More on books: fiction v. nonfiction

In the continuing discussion about books, Eoin Purcell, who has had a number of interesting posts on the matter, adds a fascinating speculation:

:It would be excellent if you Biology textbook were hyperlinked to bring you relevant text and images as you cram for some final exam, brilliant indeed to have the entire resources of the web organised for you and connected to from a single source.

I do wonder though at what point the book as such ceases to exist and becomes simply an access point to information rather than the source itself. I am not saying this is a negative rather that at some point you the amount of linking and directing changes the book from the product offering the information to one pointing you in the general direction of the information.

This echoes what the head of Gruner + Jahr said about journalists becoming moderators.

Purcell and one of his commenters also quite rightly challenge me on whether my own speculation about books applies to fiction. I think much of it doesn’t. I was never one of those who believed that technology would allow us to create our own endings to movies or books. Stories are the creation of an author; they do have their own beginnings and ends.

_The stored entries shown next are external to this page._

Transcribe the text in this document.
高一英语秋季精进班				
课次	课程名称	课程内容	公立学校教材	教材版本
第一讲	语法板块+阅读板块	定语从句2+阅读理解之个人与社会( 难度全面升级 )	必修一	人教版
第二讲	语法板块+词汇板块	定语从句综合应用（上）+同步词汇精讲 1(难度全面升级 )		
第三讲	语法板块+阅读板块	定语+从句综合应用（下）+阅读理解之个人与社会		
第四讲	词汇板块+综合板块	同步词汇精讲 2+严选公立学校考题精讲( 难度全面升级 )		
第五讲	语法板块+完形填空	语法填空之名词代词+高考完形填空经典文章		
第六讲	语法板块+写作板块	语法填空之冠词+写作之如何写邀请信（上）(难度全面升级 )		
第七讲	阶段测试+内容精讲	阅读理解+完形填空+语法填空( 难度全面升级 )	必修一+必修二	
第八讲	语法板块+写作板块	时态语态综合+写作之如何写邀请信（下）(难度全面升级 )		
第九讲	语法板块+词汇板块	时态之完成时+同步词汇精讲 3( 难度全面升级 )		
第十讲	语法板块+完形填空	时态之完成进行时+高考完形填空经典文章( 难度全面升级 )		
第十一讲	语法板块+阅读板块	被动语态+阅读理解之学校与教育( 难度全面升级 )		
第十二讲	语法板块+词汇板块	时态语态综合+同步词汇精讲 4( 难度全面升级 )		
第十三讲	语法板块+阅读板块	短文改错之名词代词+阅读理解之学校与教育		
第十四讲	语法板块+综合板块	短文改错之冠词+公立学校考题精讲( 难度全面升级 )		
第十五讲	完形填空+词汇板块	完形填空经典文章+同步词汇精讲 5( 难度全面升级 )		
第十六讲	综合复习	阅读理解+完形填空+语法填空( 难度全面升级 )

And so Purcell takes this one step farther and suggests that the future of books may have two separate trajectories: fiction and nonfiction. He writes:

Are we then creating a twin track of books, Non-Fiction which will whiz ahead and, by the sounds of the current discussion, become something new (I think calling it a book will become redundant if the features discussed become reality) and Fiction tied to the format that has seen it through so many changes already? And if we are is that such a bad thing? I am sure Fiction authors will avail of the possibilities of the new offerings when they emerge.

Yes, I don’t think that most fiction would benefit from links and discovery through tagging and other such wonders of the modern age. But one benefit of the internet novelists are starting to discover is that they can now have a direct relationship with their audiences, which will at least help them sell their next books and perhaps will let them go around or strengthen their positions with the middlemen: the publishers and booksellers.